Because we start with fear, most of the Christian life is built on keeping you afraid. When you instill fear in a people, you create a passive group who will obey and follow, but only because they are afraid of what may happen if they don’t. Tragically, I believe one of the key reasons why the church in America has become so toxic and full of hypocrisy is that the majority of Christians became believers out of fear rather than love. From spiritual infancy, we are fed all the things we are against and all the types of people that will burn forever for not being like us. What we aren’t taught is how to enter into the mess of life through relationships equipped with the love, mercy, and kindness of Christ.
Author Steve Gregg summarizes Jesus’s lack of emphasis on hell, or heaven, for that matter.:
“Never do we find hell mentioned in any of the evangelistic sermons of the preachers that are recorded in the Bible…We are often told that Jesus spoke more on the topic of hell than did any other person in the Bible. This would not be difficult for Him to do, since almost all the biblical authors were silent on the subject.
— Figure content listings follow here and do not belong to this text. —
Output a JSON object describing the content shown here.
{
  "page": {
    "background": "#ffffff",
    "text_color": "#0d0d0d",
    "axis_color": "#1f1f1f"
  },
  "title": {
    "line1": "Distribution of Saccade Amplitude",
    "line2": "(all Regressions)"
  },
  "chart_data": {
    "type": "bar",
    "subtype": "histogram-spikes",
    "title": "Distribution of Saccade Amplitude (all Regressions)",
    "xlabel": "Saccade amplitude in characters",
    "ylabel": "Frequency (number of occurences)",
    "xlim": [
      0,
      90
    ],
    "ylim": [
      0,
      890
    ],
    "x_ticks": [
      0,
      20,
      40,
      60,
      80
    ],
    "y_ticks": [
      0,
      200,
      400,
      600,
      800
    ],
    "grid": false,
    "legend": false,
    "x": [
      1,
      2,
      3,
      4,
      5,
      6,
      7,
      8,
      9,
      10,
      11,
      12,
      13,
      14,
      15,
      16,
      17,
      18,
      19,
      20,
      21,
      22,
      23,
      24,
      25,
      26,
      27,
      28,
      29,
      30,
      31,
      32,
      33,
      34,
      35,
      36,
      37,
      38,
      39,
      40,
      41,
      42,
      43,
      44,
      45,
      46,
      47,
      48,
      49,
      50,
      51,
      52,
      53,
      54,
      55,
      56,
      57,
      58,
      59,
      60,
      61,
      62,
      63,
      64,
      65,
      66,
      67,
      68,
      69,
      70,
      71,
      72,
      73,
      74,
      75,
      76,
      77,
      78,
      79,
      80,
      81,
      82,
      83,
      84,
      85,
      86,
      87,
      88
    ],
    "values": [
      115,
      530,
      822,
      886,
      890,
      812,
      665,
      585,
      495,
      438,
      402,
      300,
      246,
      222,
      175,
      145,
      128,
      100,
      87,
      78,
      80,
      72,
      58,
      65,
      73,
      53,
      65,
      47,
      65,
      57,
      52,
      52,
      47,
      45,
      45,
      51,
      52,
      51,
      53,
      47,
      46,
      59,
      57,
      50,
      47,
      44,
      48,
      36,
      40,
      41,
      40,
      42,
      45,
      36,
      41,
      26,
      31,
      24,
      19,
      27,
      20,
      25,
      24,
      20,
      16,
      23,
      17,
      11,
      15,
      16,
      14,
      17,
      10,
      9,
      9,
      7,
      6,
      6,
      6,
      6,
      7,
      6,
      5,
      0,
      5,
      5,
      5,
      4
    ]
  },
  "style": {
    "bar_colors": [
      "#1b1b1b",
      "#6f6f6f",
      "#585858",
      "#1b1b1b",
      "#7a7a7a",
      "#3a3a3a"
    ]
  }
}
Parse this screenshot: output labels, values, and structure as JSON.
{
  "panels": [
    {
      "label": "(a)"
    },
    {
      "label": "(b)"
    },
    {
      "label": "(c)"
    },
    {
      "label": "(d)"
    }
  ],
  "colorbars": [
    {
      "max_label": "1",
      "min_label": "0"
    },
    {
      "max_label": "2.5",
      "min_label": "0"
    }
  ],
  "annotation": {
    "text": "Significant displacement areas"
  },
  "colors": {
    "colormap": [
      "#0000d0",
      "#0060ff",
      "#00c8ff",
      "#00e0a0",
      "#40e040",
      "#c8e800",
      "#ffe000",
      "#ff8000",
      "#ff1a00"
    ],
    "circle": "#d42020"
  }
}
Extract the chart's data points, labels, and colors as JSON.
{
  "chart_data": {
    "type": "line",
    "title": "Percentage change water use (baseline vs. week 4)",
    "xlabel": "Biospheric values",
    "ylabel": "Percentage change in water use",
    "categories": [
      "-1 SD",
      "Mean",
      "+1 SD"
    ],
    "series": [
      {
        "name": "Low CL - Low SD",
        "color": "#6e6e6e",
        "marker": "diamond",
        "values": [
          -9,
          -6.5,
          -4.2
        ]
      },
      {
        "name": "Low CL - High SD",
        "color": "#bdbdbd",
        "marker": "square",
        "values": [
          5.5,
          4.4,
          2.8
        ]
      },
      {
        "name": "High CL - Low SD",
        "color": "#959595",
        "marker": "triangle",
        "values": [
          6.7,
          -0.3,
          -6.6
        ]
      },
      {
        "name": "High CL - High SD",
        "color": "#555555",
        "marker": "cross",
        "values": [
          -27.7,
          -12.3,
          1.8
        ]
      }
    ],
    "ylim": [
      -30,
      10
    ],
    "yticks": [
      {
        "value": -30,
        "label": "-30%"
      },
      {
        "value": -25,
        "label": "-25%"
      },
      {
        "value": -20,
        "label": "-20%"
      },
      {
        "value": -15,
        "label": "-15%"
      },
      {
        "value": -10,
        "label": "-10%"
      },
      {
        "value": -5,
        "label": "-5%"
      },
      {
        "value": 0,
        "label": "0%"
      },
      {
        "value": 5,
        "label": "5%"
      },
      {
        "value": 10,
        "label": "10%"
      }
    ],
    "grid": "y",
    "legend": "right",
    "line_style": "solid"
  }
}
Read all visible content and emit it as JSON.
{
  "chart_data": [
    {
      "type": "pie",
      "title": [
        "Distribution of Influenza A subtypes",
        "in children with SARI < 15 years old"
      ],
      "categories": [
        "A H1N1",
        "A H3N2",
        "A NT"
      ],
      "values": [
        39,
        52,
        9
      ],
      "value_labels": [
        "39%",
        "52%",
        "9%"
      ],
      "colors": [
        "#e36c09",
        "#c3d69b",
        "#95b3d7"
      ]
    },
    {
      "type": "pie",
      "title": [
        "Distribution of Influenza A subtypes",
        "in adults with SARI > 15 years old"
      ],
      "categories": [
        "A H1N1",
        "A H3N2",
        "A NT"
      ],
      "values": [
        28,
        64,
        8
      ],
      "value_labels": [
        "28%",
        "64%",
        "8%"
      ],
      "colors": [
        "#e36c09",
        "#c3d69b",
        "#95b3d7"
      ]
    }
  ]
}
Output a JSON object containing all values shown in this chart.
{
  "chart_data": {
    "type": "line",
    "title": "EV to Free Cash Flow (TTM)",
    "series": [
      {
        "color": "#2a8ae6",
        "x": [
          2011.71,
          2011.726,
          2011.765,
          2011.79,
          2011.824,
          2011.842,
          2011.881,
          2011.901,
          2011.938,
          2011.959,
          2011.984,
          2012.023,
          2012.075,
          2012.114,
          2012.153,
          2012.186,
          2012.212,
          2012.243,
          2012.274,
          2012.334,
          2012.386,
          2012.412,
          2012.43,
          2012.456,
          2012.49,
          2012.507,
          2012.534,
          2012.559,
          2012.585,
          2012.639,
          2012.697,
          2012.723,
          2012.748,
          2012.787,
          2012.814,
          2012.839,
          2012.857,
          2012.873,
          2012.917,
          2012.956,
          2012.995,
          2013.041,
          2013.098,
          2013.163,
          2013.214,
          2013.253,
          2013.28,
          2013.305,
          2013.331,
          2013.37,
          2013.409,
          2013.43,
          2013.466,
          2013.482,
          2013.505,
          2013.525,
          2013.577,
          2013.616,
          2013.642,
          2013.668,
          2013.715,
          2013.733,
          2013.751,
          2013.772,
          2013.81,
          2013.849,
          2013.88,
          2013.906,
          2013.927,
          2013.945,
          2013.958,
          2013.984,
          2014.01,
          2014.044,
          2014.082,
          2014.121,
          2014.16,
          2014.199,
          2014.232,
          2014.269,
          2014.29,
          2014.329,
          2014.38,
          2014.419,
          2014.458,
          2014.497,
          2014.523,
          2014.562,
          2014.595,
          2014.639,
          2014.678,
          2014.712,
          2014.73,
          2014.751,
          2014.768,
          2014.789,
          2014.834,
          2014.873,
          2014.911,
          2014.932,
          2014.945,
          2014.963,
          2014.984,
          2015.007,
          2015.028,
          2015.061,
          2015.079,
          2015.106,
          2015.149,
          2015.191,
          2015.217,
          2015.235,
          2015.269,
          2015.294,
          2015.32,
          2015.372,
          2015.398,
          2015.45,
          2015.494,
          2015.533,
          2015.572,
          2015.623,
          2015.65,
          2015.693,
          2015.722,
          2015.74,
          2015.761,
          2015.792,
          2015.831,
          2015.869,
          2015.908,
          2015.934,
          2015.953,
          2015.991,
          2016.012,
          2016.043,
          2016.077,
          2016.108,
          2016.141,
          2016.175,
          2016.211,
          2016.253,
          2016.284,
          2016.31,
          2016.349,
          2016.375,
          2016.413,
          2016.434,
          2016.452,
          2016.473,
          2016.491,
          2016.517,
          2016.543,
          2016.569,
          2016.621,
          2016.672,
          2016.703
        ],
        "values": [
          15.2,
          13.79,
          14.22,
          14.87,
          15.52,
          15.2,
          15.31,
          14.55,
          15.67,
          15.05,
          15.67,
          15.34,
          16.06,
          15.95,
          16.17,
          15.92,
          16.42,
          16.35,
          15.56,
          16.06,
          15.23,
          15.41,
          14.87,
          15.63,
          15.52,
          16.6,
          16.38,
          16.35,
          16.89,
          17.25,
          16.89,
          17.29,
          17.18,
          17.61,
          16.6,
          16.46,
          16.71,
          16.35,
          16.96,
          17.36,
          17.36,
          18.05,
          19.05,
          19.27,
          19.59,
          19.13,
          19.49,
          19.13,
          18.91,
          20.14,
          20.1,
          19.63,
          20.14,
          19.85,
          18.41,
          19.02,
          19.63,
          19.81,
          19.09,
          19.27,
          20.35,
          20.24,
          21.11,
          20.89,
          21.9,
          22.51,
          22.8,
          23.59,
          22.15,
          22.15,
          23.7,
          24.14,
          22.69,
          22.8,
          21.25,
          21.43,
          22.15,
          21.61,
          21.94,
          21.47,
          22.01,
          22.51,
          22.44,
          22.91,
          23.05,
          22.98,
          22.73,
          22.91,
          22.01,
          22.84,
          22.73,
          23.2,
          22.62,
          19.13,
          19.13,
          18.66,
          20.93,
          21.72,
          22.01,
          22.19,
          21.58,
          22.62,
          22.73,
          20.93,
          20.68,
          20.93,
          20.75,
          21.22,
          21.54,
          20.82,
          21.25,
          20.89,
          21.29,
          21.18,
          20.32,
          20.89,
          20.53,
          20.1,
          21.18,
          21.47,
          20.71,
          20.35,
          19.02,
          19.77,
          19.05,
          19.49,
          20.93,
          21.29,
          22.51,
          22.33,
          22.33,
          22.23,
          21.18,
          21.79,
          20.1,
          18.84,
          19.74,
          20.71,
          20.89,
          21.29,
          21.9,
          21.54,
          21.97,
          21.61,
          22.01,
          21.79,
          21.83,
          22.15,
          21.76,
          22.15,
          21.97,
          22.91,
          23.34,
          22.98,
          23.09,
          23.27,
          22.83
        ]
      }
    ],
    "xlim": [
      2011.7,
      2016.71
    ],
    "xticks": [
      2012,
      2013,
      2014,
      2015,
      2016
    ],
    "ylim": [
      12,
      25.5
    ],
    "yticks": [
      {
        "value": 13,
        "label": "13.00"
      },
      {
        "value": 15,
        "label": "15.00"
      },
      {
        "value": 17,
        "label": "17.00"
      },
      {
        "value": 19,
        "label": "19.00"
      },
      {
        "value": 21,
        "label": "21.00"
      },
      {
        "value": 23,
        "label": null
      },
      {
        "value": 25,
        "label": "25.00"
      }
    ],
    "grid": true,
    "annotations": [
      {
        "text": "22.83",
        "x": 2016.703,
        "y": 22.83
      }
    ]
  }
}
When Jesus and His disciples preached the gospel to unbelievers, there was little attempt to turn the listeners’ thoughts to matters of the afterlife.” (All You Want to know about Hell pg. 58–59)
For everyone, myself included, who read my last article or stumbles upon this one, my encouragement is to pause and consider your true motives for associating with Jesus. Is it because you are afraid of an eternity being burned and tortured? Yeah, I was afraid of that, too; who wouldn’t be?
What we believe about hell reflects what we really believe about the nature of God. Looking at the life of Jesus, I can’t find an angry, vengeful, vindictive deity who would punish anyone forever out of a sadistic sense of justice. What I do find in Jesus is love, kindness, honesty, justice, compassion, and mercy. We need Jesus because his life, death, and resurrection were about restoring us in the here and now back to a relationship with God. Jesus is our victor and model for living an ethic built on God’s love in a broken and messed-up world. Hell has never had anything to do with this.